Acanthe
Note d'intention
Dans la mythologie grecque, Acanthe est une nymphe convoitée par Apollon, dieu des arts, de la poésie et de la beauté masculine. Elle le griffe pour lui échapper. Pour se venger, il change Acanthe en plante épineuse amante du soleil. Acanthe signifie aussi en langage des fleurs « Amour de l’art. Rien ne pourra nous séparer. »
Troisième création du Collectif ATA, Acanthe aborde les vies des femmes de ma famille et des lieux dont elles sont originaires. J’ai pu y puiser la force pour poursuivre mon chemin après la réminiscence d’actes vécus dans la petite enfance.
À 26 ans, les agressions sexuelles commises par mon grand-père sont revenues à ma conscience. J’étais alors une enfant âgée de quatre ans.
Le phénomène qui m’a protégée, pendant toutes ces années, se nomme amnésie traumatique. Au moment de la réminiscence des actes, je venais de débuter ma formation au Conservatoire régional à Paris. J’ai dû l’interrompre sous le poids de l’effroi. Tout mon récit personnel, ce que j’avais appris sur moi, sur le sens de la vie, sur la société et le monde, venait de voler en éclat.
Le chemin des ateliers de danse à la Cartoucherie de Vincennes s’est ensuite présenté et j’ai décidé de l’emprunter. Le corps en mouvement me révélait peu à peu, et bien davantage, une autre compréhension du vivant.
Des forces protectrices et réconfortantes s’y trouvaient me permettant de reprendre pied. Je suis ensuite partie à la recherche de mes racines qui ont été des sources de profondes transformations.

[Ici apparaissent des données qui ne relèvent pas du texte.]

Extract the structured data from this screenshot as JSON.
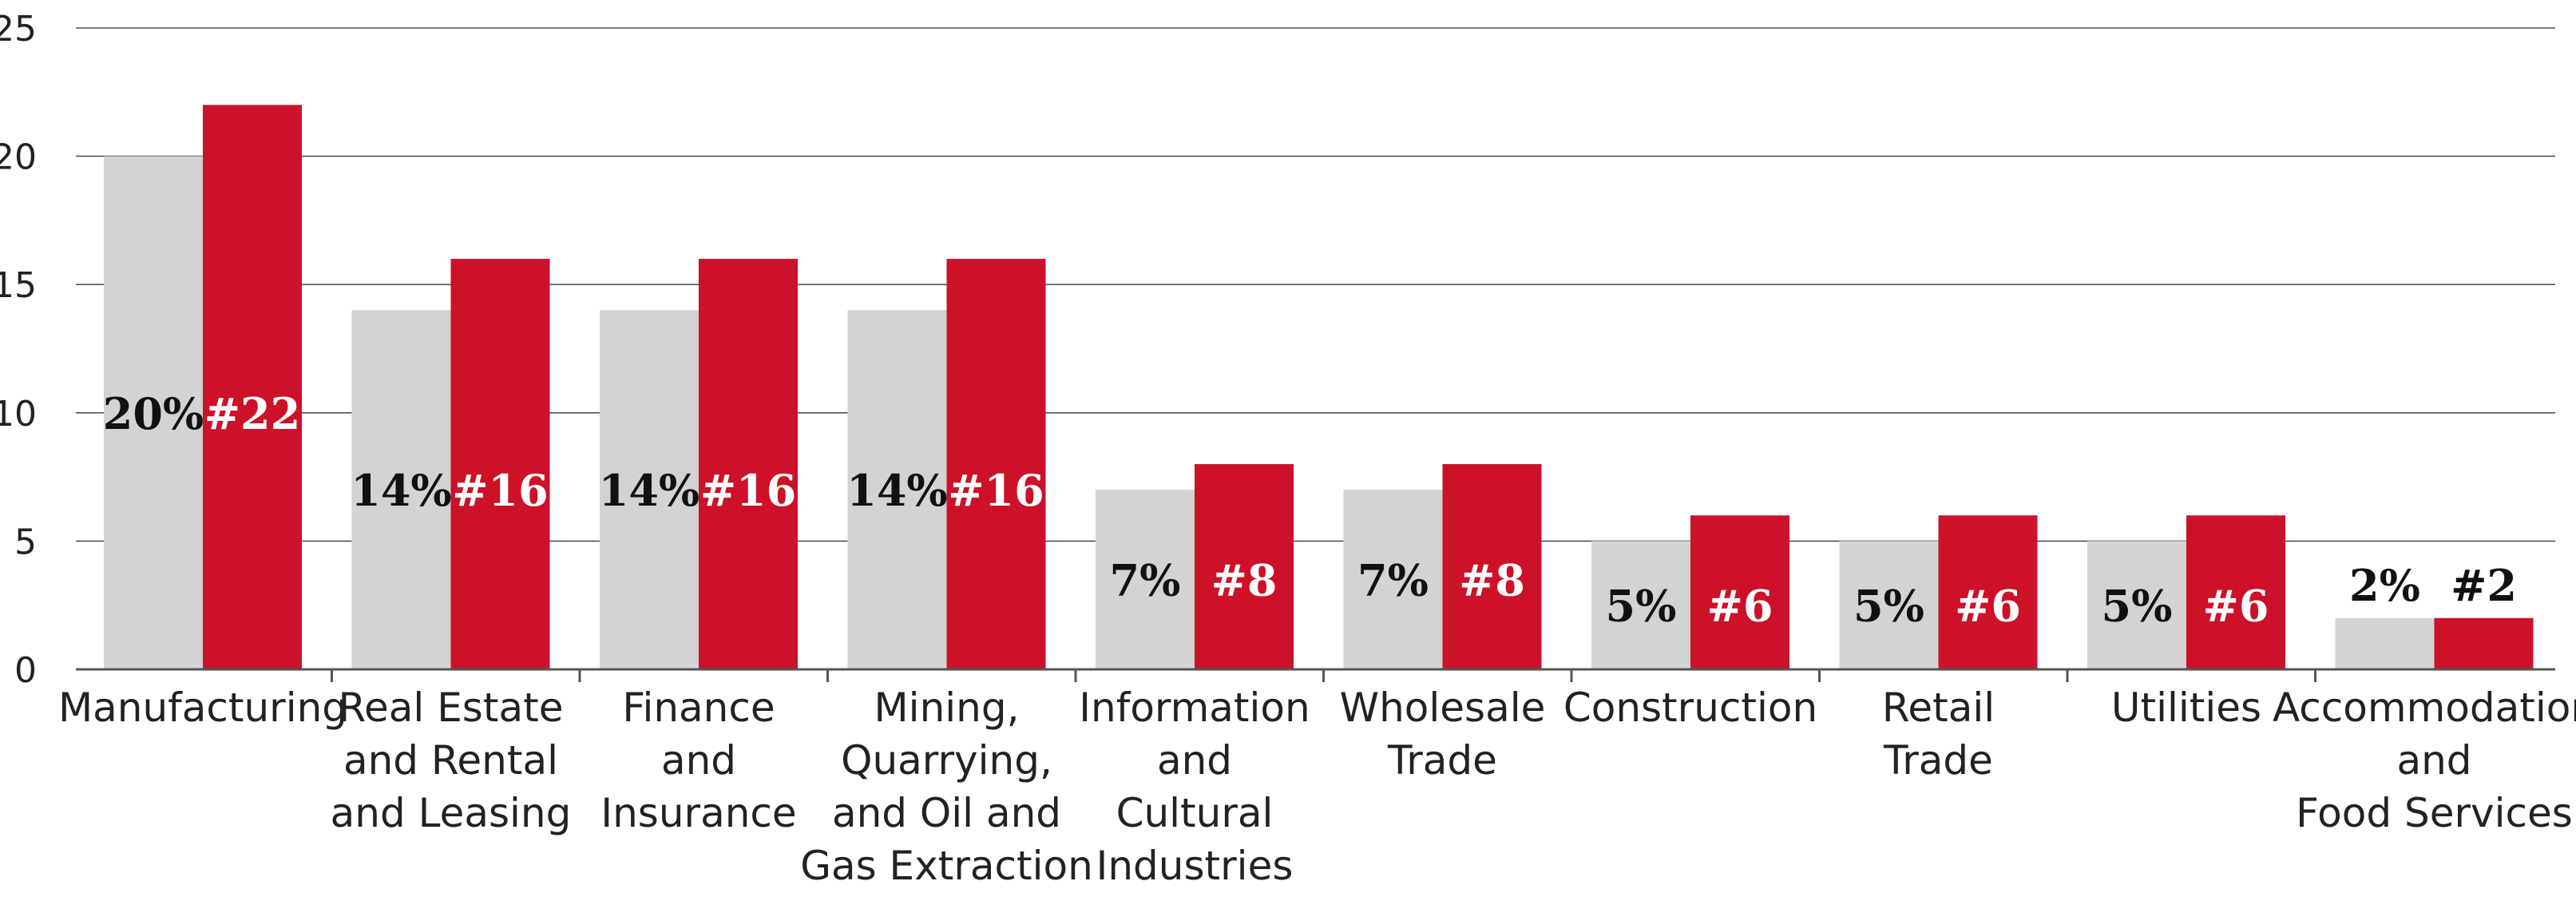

J’ai redécouvert les traditions paganistes des lieux où mes ancêtres avaient grandi, étudié les rituels de vie ordonnés par les calendriers chrétiens : les fêtes, les processions, les travaux agricoles guidés par le rythme des saisons. Quelque chose comme une définition plus ample de moi m’est apparue. La compréhension de ce qui me composait réintégrait toutes les lignées de femmes qui m’avaient précédée et donné la vie.
Leurs récits de vie m’ont permis de saisir l’héritage reçu par la pousse que j’étais dans cette étrange forêt familiale. Les vécus des unes et des autres me sont aussi apparus nécessaires à entendre par la voix de mes proches. L’absence de certaines d’entre elles au moment de me questionner sur leur trace laissée dans ma vie m’a invitée à les retrouver dans la simplicité de leurs activités journalières. J’ai alors tenté de recomposer les gestes de leur quotidien passé dans des cuisines dotées de calorifères « Rosières », dans les jardins potagers qu’elles bêchaient, et dans leurs armoires où étaient rangées leurs blouses et leurs robes de mariée.
Acanthe est devenu le moyen, aux allures d’une machine à remonter le temps, pour aller à leur rencontre tout en faisant écho aux vécus de femmes que les évènements actuels portent cruellement sur le devant de la scène.
Pour finir, Il est aussi question d’une quête et d’un renouvellement de soi pour continuer le chemin qui nous mène vers la liberté à chaque saison.